Karen Uhlenbeck, professor emeritus of mathematics at the University of Texas at Austin, is the first woman to win the most prestigious prize in mathematics. Except that she isn't!
If you're interested in the topic, you would assume that the professor won the Fields-Medal. In popular culture the award was famously mentioned in the movie 'Good Will Hunting'. That was my first thought, after reading the headlines of several articles on this matter. My second thought was "Wouldn't that make her the second woman to win the most prestigious award in mathematics?". After all there already was a woman in 2014, who became the first woman to win the most prestigious award in mathematics.
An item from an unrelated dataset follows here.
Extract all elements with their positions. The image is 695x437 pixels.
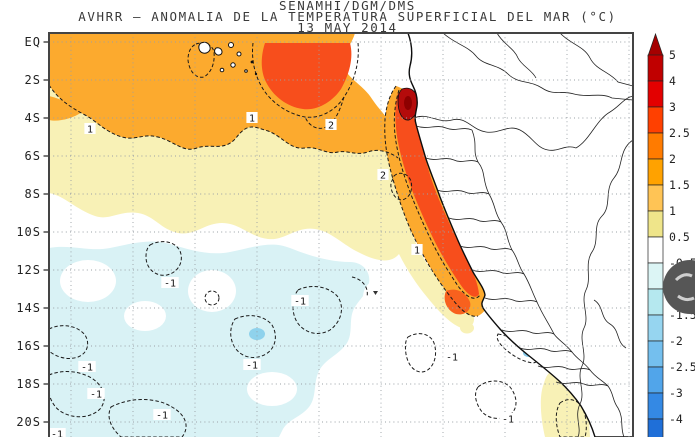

After the initial confusion I tried to make sense of why apparently the entire media had decided, that the Fields-Medal had lost its prestige and picked the Abel-Prize (never heard of it) as the new 'Number One'. It was either a simple error, which is thinkable in the era of sloppy journalism, or there was an agenda behind it. After looking up the name of the female winner of the 2014 Fields-Medal I'm pretty positive it's the latter.
The statutes of the Fields-Medal determine that the recipients have to be under 40 years of age. She was born in 1977 and died in 2017 at the age of 40. Her name was Maryam Mirzakhani, an Iranian woman who was a professor of mathematics at Stanford University.